Danas Blicke folgten dem Arzt, dessen Dominanz spürbar wurde, sobald er einen Raum betrat. Aber leider war er nur ein gut aussehendes, arrogantes Scheusal, von Charme keine Spur. Er schnauzte die Pflegekräfte an, wann immer sich eine Gelegenheit dazu bot, und gab sich ansonsten ruppig und unnahbar.
Was mochte wohl Chefarzt Dr. Holl von den weniger angenehmen Seiten seines hochqualifizierten Oberarztes halten? Dana hätte es gern gewusst.
Als junge Ärztin hatte sie natürlich nicht viele Möglichkeiten, sich beim Chef über Dr. Kramer zu beschweren. Freundlichkeit konnte man nicht einfordern. Und rein fachlich stand der Oberarzt völlig unangefochten da.
Also tröstete sie sich mit dem Gedanken, dass sie immerhin viel von ihm lernen konnte. Sie musste einfach versuchen, den Kotzbrocken in ihm auszublenden.
Mach eine Faust in der Tasche, pflegte Tante Ingrid immer zu sagen. Und diesen Rat befolgte Dana oft. In einigen Jahren würde sie selbst eine gute Neurologin sein und das hochmütige Gebaren Dr. Kramers längst vergessen haben – oder nur noch darüber lachen.
Nachdem die Semmel gut im Magen gelandet war, schickte sie noch das Joghurt hinterher und spülte mit Kaffee nach.
Sie verließ die Kantine und begegnete auf dem Weg zur Neurologie dem Kollegen Jordan, den sie viel sympathischer fand als ihren direkten Vorgesetzten.
„Gehen Sie mal gleich zum Oberarzt“, sagte Dr. Jan Jordan. „Er hat schon nach Ihnen suchen lassen.“
Merkwürdig, dachte Dana. Der Kollege Kramer muss doch wissen, dass ich noch in der Kantine war. Oder hatte er das schon wieder vergessen?
Als sie ihm gegenüberstand, wollte sie ihm sagen, dass auch eine junge Ärztin wie sie hin und wieder mal etwas essen musste. Doch Martin Kramer ließ sie gar nicht erst zu Wort kommen. Als sie an die Tür seines Büros klopfte und eintrat, kam er ihr gleich entgegen, als wollte er ihr den weiteren Zutritt verwehren.
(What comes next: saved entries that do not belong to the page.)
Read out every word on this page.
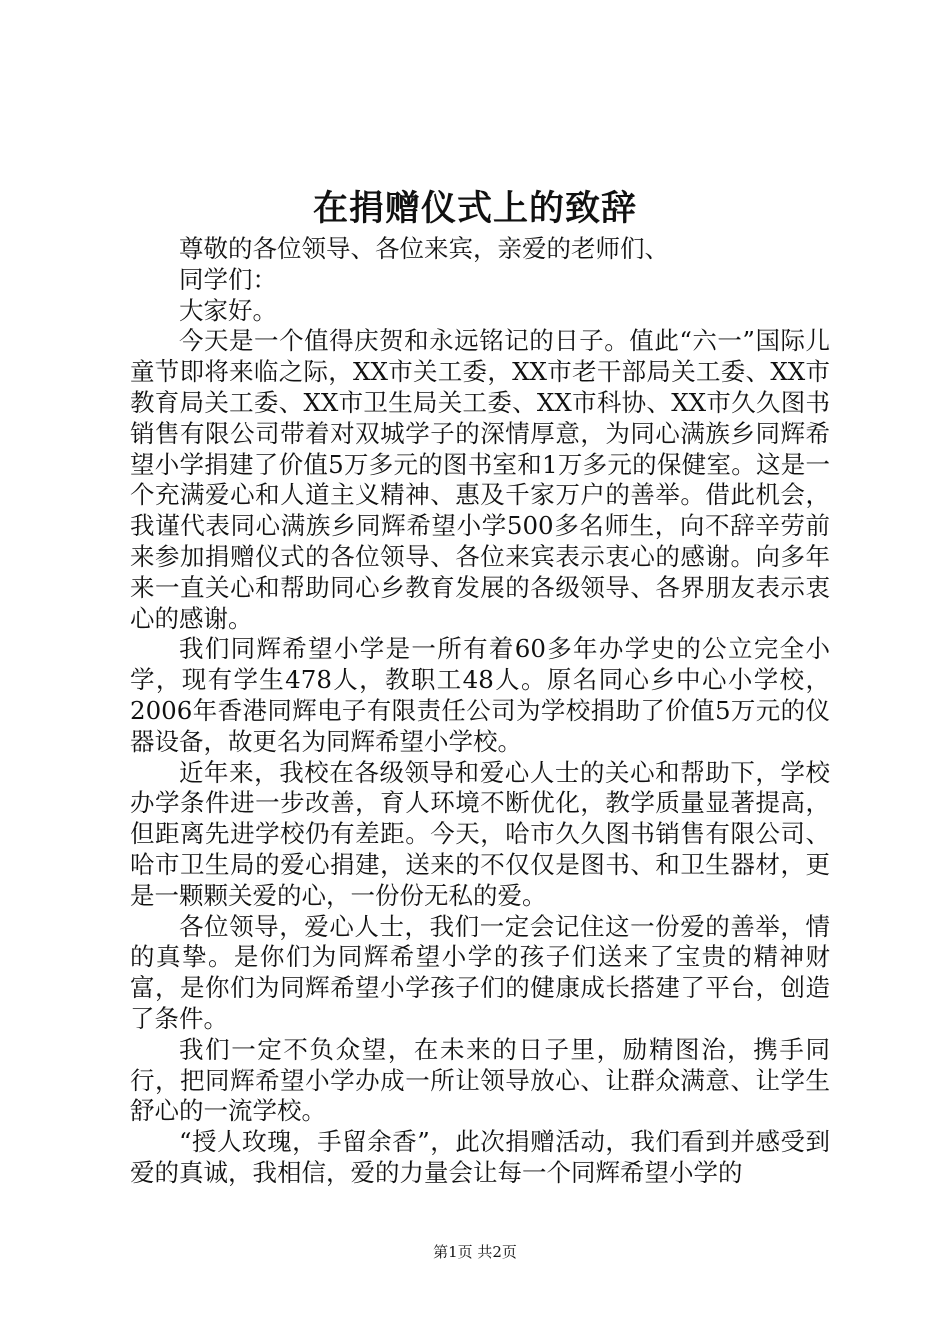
在捐赠仪式上的致辞

尊敬的各位领导、各位来宾，亲爱的老师们、

同学们：

大家好。

今天是一个值得庆贺和永远铭记的日子。值此“六一”国际儿童节即将来临之际，XX市关工委，XX市老干部局关工委、XX市教育局关工委、XX市卫生局关工委、XX市科协、XX市久久图书销售有限公司带着对双城学子的深情厚意，为同心满族乡同辉希望小学捐建了价值5万多元的图书室和1万多元的保健室。这是一个充满爱心和人道主义精神、惠及千家万户的善举。借此机会，我谨代表同心满族乡同辉希望小学500多名师生，向不辞辛劳前来参加捐赠仪式的各位领导、各位来宾表示衷心的感谢。向多年来一直关心和帮助同心乡教育发展的各级领导、各界朋友表示衷心的感谢。

我们同辉希望小学是一所有着60多年办学史的公立完全小学，现有学生478人，教职工48人。原名同心乡中心小学校，2006年香港同辉电子有限责任公司为学校捐助了价值5万元的仪器设备，故更名为同辉希望小学校。

近年来，我校在各级领导和爱心人士的关心和帮助下，学校办学条件进一步改善，育人环境不断优化，教学质量显著提高，但距离先进学校仍有差距。今天，哈市久久图书销售有限公司、哈市卫生局的爱心捐建，送来的不仅仅是图书、和卫生器材，更是一颗颗关爱的心，一份份无私的爱。

各位领导，爱心人士，我们一定会记住这一份爱的善举，情的真挚。是你们为同辉希望小学的孩子们送来了宝贵的精神财富，是你们为同辉希望小学孩子们的健康成长搭建了平台，创造了条件。

我们一定不负众望，在未来的日子里，励精图治，携手同行，把同辉希望小学办成一所让领导放心、让群众满意、让学生舒心的一流学校。

“授人玫瑰，手留余香”，此次捐赠活动，我们看到并感受到爱的真诚，我相信，爱的力量会让每一个同辉希望小学的

第1页 共2页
„Ah, Frau Doktor Baumann! Wir haben einen Neuzugang, ein achtundvierzigjähriger Patient, zeigt etliche Symptome, die eine Parkinson-Krankheit vermuten lassen. Was muss ich tun, um eine sichere Diagnose zu bekommen?“
Aha, er wollte sie also prüfen. Vielleicht aus Rache, weil sie es gewagt hatte, sich an seinen Tisch zu setzen?
Dana reagierte zu ihrer eigenen Überraschung emotionslos und präzise.
„Wenn schon vor dem fünfzigsten Lebensjahr die typischen Krankheitszeichen wie die Beeinträchtigung der Motorik, vielleicht auch Persönlichkeitsveränderungen, Ermüdbarkeit und Ungeschicklichkeit auftreten, sollte auf jeden Fall der Kupferhaushalt überprüft werden, um Parkinson gegen die Wilson-Krankheit abzugrenzen.“
Er betrachtete sie sekundenlang mit schmalen Lippen und deutlichem Argwohn in den Augen. Als könnte sie von irgendwoher heimlich Informationen empfangen haben. Informationen, die außerhalb seiner Kontrollmöglichkeiten lagen.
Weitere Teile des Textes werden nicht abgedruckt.